Bilişim hukukçusu Ahi, Türkiye’de resmi olarak ses incelemesini Emniyet Müdürlüğü’ne bağlı Kriminal Laboratuarların yanı sıra bazı adli bilirkişiler ve üniversitelerin de yapabildiğini söyledi.
Yargıtay da ses analizleri konusunda “telefon kayıtlarının delil olduğu davalarda, sanıkların kaydı veya sesini inkar etmesi halinde, sanığın ses kaydıyla, verdiği ses örneğinin mutlaka teknik olarak karşılaştırılması ve incelenmesi gerekir" yönünde karar veriyor.
İstanbul Teknik Üniversitesi (İTÜ) Müzik İleri Araştırmalar Merkezi (MİAM) öğretim üyesi Cem Çınlar da bir ses kaydının sahte olup olmadığının dış sesler ile anlaşılabileceğini söyledi:
“Temelde bir şeyin kolaj olup olmadığını backround denilen bu arka plandaki seslerden anlarsınız ve bu arka fonla ilgili çalışmaları düzgün yaptığınız süre içerisinde bu mümkün olabilir.”
İnternette yayınlanan kayıtlarda bazı noktalarda sesin belli noktalarda zayıflaması, gidip gelmesi, kaydın nasıl alındığıyla alakalı.
Çınlar, “Sesin montaj olduğunu da bir insanın konuşmasındaki nefes, vurgular, tonlama, buradaki farklılıklar da en temel şeylerden biri. Onları düzeltemezsiniz, ses seviyelerini ayarlayarak belki bir şeyler yapabilirsiniz ama bu da elinizdeki sesin ne olduğuna bağlı” diye konuştu.
Cem Çınlar özellikle miiting alanında yüksek sesle yapılan konuşmalar için montaj yapmanın daha kolay olduğunu, telefon görüşmelerinde ise bunun daha zorlayıcı olduğunu söyledi:
“Ama aynı tonda heyecanlı bir şey anlatıyorsa ya da benzeri bir şey yapyıyorsa ve aynı ses tonuyla devam ediyorsa almak bir nebze daha kolaydır. Yani bunun o kadar fazla değişkeni var ki.”

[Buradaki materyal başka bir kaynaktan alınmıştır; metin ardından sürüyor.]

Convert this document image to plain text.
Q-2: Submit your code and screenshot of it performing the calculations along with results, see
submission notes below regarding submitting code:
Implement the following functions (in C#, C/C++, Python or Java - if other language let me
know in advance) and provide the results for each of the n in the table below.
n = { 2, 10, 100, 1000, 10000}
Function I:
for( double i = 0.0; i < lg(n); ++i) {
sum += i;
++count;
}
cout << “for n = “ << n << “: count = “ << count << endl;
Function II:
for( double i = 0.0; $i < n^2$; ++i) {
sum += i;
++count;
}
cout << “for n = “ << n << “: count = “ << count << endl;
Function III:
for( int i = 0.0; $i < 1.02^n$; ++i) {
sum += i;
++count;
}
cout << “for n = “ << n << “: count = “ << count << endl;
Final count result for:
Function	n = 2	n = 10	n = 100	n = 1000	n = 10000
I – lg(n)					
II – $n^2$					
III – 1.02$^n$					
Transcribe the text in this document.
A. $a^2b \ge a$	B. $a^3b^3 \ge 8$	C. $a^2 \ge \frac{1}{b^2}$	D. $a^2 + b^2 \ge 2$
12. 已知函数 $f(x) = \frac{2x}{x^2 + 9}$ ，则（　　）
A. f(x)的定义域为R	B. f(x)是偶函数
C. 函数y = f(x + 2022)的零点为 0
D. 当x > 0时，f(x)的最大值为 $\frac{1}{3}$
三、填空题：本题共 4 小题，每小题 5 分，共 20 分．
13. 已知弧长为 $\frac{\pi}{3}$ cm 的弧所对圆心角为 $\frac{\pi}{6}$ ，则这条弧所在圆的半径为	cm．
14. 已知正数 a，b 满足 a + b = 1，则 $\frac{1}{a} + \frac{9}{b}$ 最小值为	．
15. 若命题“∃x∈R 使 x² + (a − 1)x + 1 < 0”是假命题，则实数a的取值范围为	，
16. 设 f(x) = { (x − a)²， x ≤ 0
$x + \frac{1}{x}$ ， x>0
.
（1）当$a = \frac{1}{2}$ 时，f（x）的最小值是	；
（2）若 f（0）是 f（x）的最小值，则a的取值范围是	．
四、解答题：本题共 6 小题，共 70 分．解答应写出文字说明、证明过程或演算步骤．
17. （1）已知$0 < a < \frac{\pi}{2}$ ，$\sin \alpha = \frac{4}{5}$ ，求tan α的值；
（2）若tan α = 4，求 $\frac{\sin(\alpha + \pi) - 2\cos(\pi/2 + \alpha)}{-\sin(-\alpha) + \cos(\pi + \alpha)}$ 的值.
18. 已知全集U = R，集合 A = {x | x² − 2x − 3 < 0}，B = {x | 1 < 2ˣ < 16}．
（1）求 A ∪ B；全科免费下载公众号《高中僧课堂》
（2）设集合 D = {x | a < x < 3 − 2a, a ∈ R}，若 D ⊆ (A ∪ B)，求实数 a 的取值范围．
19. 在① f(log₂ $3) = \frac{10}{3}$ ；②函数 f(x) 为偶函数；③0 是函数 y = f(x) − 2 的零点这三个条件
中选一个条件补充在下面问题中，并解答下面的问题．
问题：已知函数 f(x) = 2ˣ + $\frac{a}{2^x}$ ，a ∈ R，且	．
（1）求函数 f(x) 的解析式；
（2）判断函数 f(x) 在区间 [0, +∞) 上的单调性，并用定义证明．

Çınlar, ses montajı yapılan kişinin iyi etüt edilmesi gerektiğini belirtti:
"Ne zaman nefes alıyor, nasıl tonlama yapıyor, vurgularını nerde yapıyor, ondan sonra o gerçekten o kişi mi değil mi diye belki bir nebze yaklaşabilirsiniz."
Çeşitli kaynaklarda kriptolu telefonların nasıl dinleneceğine dair bilgilere de rastlamak mümkün. Kriptolu telefonlar, genellikle sayısal şifreleme üzerinden güvenli konuşma imkanı sağlıyor. Normal şartlarda bu güvenli hattı dışardan dinleyebilmenin tek yolu aynı kriptolama sistemiyle kriptolanmış üçüncü bir alıcıyla bu hatta girmek. Bunun için de ses kaydı yapılan kişi ile ya bu teknolojiye sahip olan başkaları tarafından ya da bu teknolojiyi kendilerine sağlayanlarca dinlenmiş olabilir. Sayısal şifreleme kullanıldığı için bu tür kayıtlarda açık hatlara oranla montaj yapma olasılığnın daha düşük olduğu ifade ediliyor. Zira her aramada yeni bir sayısal kripto kullanıldığından, bri kriptolu sesin bir başka kriptolu sesle birleştirilmesinin zorluğuna dikkat çekiliyor.